Lucunya juga saat gue harus pergi ke tempat yang akan gue tuju. Bandung, ralat, Jatinangor.
Di Bandung sendiri, gue akui. Gue jatuh hati. Kala itu Bandung sedang hujan rintik. Gak sederas hujan di Jakarta, gak sekering juga hujan di NTT (Riset dari pelajaran geografi)
Hujan di Bandung seakan pas untuk turun. Nama-nama jalan yang selama ini hanya bisa gue dengar dari podcast, lagu, video maupun gue baca melalui buku-buku bacaan, akhirnya, gue bisa menginjakan kaki di sini. Sembari menyambut kepergian gue yang sebentar lagi akan tiba, gue seakan-akan mempelajari bagaimana caranya untuk bertahan hidup di sebuah tempat baru. Tempat yang gak akan bisa gue bandingkan dengan kota dimana gue tinggal maupun lahir. Bandung dan Jatinangor seperti punya tempat sendiri.
Di hari yang sama, gue memutuskan untuk kembali ke Jakarta. Sebuah penyesalan dimana gue gak berani nambah lauk dan nasi di Warteg Simpang Dago karena jam yang seakan memanggil gue untuk kembali. Malam itu, gue berpikir lagi,
"Lalu, apa esensi dari kembali?"
Sebuah pertanyaan yang akhir-akhir ini seperti sebuah pertanyaan retoris bagi gue.
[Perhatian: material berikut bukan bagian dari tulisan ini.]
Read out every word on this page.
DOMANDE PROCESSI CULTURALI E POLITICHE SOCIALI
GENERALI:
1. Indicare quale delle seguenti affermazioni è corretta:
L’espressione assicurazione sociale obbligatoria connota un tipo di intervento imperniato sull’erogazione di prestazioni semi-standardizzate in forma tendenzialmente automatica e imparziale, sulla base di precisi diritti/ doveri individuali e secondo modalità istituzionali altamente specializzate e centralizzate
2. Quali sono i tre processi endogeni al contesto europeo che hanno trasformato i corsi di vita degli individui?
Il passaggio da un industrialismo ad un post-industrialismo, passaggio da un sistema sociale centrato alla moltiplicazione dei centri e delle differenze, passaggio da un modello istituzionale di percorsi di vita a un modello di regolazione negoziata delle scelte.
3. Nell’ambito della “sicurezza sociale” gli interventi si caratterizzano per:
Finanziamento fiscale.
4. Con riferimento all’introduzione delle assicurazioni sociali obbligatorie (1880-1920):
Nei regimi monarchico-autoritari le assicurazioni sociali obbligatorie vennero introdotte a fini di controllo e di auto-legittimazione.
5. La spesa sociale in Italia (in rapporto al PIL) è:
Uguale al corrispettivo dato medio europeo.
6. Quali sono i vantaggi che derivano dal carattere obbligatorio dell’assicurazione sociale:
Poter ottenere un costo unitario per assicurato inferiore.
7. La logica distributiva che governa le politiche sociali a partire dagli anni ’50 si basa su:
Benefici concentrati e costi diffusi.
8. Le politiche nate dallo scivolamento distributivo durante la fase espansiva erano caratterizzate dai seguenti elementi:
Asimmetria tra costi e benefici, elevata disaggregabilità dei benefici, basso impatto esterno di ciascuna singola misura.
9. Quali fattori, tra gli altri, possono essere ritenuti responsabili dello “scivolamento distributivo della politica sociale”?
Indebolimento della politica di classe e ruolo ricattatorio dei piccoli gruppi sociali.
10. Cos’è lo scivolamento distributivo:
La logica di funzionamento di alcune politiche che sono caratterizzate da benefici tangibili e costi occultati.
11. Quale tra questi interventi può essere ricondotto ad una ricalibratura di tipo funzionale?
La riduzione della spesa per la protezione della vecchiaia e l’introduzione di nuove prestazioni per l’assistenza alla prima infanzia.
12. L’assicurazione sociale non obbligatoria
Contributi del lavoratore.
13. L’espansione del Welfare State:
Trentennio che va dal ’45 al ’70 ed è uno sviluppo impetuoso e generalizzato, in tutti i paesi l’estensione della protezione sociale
Bahkan, hal itu gak gue dapat saat gue pulang ke rumah dari perpustakaan di daerah Cikini.
Saat dalam perjalanan pulang ke rumah dari perpustakaan, gue selalu memperhatikan jalan. Sembari ditemani hujan rintik dan semakin lama semakin deras, ditambah dengan suara musik yang saat itu tengah memutar lagu Changes nya Jeff Bernat sukses membuat gue galau akut. Otak gue sibuk memproduksi pertanyaan-pertanyaan gak masuk akal kayak,
"Nanti disana, gue bakalan bisa sebahagia kayak disini ga ya?"
Sampai-sampai gue hampir muntah karenanya. Makanya waktu di Halte SMK 57 Jakarta Selatan, gue turun saking gak kuatnya sama apa yang gue pikirin sendiri. Overthinking yang gak habis-habis itu bahkan berlanjut sampai keesokan harinya. Saat itu masih hujan deras. Gue buru-buru memesan grab. Rumah gue kira-kira 4,8 Kilometer dari sana. Sedangkan teman gue bertanya,
"Buku lu gimana, Pit? Lu kan bawa buku"
"Gue gak peduli deh, yang penting cepet pulang"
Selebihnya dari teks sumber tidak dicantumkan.